2. Restart all clients with new SASL mechanism
3. Disable the old mechanism in the broker if necessary

...

Since this KIP does not address support for multiple SASL mechanisms within a broker, rolling upgrade to switch SASL mechanisms needs to be done in two stages. This involves a switch from SASL to non-SASL, followed another switch from non-SASL to SASL with the new mechanism.

1. In the first stage, perform rolling restart of Kafka brokers to enable a non-SASL port (eg. SSL).
   1. Enable SSL port for the brokers and perform rolling restart of all brokers
   2. Restart all clients with SSL as protocol
   3. If using SASL for inter-broker communication, switch to SSL and perform another rolling restart of brokers.
2. In the second stage when SASL is no longer in use, perform rolling restart of Kafka brokers to update SASL mechanism with the updated JAAS configuration and properties.
3. Update SASL mechanism, JAAS configuration and other properties for the brokers and perform rolling restart of all brokers
4. Restart all clients with SASL_SSL/SASL_PLAINTEXT as required
If using SASL for inter-broker communication, switch to SASL_SSL/SASL_PLAINTEXT and perform rolling restart of brokers again.

Rejected Alternatives

Enable a small set of SASL mechanisms with a default implementation in Kafka

Since the security requirements and infrastructure used in different organizations vary, default implementation of login modules and security providers and unlikely to be sufficient for all users. Unlike Kerberos, where most users are likely to use the Kerberos module provided in the JDK, other mechanisms are likely to be customized by users to enable integration with existing authentication providers.
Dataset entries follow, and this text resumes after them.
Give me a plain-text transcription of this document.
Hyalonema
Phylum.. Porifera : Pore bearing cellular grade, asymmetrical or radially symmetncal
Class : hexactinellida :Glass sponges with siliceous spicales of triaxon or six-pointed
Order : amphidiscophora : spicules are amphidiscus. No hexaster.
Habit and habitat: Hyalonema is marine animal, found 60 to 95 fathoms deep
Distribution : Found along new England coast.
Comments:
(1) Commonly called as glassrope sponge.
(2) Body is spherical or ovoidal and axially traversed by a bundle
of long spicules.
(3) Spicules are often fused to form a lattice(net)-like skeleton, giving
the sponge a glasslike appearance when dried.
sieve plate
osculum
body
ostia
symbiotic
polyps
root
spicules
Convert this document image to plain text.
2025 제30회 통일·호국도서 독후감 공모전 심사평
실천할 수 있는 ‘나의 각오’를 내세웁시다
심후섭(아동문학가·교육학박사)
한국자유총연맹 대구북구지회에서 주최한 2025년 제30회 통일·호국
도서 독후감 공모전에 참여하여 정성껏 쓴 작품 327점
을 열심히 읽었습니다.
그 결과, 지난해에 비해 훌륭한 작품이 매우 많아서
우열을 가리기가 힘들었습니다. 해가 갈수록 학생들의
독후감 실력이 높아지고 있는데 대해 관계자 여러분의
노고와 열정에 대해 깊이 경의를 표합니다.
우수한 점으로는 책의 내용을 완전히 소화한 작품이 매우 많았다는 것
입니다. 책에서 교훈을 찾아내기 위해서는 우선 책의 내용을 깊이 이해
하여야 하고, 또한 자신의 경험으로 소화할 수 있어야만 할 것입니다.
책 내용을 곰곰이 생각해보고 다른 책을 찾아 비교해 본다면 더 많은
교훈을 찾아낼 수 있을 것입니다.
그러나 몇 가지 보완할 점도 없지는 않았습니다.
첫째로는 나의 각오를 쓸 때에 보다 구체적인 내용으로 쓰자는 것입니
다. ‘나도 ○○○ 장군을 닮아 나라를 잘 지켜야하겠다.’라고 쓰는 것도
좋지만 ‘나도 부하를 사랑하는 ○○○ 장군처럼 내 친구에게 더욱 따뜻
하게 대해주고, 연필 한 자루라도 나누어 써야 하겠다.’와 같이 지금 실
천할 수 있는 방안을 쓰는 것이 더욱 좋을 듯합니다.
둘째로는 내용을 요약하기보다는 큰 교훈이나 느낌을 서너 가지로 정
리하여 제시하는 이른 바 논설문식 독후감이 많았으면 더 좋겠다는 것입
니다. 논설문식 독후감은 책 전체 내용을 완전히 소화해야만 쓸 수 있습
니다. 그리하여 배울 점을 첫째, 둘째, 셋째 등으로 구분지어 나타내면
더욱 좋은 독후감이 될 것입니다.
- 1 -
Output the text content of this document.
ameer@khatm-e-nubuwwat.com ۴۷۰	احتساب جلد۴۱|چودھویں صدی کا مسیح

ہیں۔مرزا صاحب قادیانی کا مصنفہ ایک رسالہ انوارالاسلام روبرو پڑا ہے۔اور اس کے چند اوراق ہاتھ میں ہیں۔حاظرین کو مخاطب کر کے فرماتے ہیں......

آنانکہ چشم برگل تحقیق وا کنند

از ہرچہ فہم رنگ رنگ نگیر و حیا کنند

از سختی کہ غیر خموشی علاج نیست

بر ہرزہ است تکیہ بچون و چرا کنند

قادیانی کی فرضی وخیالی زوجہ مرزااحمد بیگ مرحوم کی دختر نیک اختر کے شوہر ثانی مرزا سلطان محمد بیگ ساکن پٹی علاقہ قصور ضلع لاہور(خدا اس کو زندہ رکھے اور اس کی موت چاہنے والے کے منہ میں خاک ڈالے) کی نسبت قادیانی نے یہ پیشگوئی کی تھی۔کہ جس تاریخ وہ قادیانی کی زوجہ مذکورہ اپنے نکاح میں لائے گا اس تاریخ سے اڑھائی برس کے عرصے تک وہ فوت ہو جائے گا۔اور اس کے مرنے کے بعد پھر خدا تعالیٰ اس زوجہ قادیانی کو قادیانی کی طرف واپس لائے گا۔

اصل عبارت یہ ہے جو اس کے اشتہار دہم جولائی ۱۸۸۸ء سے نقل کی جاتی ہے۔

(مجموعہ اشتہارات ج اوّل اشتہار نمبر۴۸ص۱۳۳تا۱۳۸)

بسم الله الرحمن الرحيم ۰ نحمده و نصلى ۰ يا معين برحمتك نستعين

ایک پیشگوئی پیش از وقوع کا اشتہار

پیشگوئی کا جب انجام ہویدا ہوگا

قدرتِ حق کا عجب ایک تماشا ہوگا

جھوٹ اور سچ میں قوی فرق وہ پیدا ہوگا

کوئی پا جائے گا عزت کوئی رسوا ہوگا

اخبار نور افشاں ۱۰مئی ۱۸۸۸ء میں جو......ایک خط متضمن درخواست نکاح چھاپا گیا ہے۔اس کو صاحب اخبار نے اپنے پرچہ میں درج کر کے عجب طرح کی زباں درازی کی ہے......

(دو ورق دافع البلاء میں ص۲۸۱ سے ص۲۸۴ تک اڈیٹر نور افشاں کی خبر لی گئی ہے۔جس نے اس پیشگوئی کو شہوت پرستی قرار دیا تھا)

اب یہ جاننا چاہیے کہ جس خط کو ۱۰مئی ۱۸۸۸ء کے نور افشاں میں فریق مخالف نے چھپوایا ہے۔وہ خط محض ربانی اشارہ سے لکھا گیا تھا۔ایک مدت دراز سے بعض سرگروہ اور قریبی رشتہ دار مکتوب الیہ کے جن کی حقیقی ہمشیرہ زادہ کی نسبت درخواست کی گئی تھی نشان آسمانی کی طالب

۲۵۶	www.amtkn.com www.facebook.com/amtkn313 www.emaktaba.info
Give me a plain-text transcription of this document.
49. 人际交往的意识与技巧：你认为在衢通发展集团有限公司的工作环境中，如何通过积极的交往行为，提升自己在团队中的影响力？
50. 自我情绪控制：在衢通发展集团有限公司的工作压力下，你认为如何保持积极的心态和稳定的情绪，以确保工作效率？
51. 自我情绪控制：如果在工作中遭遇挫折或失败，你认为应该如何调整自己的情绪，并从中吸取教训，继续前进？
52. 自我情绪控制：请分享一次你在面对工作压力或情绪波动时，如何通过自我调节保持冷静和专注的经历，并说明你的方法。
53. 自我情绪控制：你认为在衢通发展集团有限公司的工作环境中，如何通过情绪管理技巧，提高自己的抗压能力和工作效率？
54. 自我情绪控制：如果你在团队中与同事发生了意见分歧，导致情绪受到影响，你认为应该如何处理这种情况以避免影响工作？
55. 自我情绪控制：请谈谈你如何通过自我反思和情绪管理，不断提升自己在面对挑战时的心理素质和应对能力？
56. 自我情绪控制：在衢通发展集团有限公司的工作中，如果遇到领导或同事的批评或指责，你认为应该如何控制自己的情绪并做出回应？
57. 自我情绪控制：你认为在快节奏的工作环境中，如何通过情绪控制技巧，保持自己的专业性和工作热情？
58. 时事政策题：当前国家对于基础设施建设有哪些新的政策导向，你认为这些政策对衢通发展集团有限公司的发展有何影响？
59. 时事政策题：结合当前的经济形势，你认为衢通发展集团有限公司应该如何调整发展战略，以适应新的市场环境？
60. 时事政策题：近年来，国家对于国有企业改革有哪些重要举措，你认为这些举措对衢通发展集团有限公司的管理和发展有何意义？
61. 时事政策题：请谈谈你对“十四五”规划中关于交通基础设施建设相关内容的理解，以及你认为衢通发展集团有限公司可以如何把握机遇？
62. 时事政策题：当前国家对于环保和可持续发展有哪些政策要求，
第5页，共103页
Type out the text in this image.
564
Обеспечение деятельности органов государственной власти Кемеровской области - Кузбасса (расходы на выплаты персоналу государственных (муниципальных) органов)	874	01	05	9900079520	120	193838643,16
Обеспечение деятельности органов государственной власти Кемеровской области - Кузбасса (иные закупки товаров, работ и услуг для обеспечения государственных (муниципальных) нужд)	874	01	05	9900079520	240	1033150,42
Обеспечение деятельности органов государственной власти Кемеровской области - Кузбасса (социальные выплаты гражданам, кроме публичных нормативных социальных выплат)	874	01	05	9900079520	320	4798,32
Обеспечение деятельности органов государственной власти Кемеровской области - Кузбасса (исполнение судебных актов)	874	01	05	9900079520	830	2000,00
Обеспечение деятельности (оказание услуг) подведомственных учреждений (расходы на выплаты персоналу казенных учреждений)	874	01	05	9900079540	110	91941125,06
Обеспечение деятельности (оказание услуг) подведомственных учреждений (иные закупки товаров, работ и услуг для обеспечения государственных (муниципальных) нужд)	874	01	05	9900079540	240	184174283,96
The proposed implementation removes along with a follow-on KIP to configure callbacks will remove the restriction that a SASL mechanism without a default implementation in Kafka cannot be used at all.

...

This would provide additional flexibility, but would require users to implement more code. This would be more suitable if there is a requirement to implement authentication using protocols other than SASL.

Support multiple SASL mechanisms within a Kafka broker with mechanism negotiation

Typical application protocols which support multiple SASL mechanisms perform negotiation of mechanisms before commencing authentication exchange using the negotiated mechanism. This involves exchange of mechanisms followed by the chosen mechanism being sent from the client to the server. For simplicity, Kafka clients will be allowed to enable only one mechanism in the client configuration. Kafka broker chooses the mechanism based on the first packet from the client, keeping the wire protocol simple.

Support multiple SASL mechanisms within a Kafka broker on different ports

To avoid mechanism exchange altogether, each SASL mechanism could be defined on a different port. With the current endpoint definitions, this would require each combination of transport layer and SASL mechanism to be defined as a new security protocol. This makes it harder to introduce new mechanisms without changing Kafka code. To define custom SASL protocols, the current security protocol enumeration needs to be made extensible as well.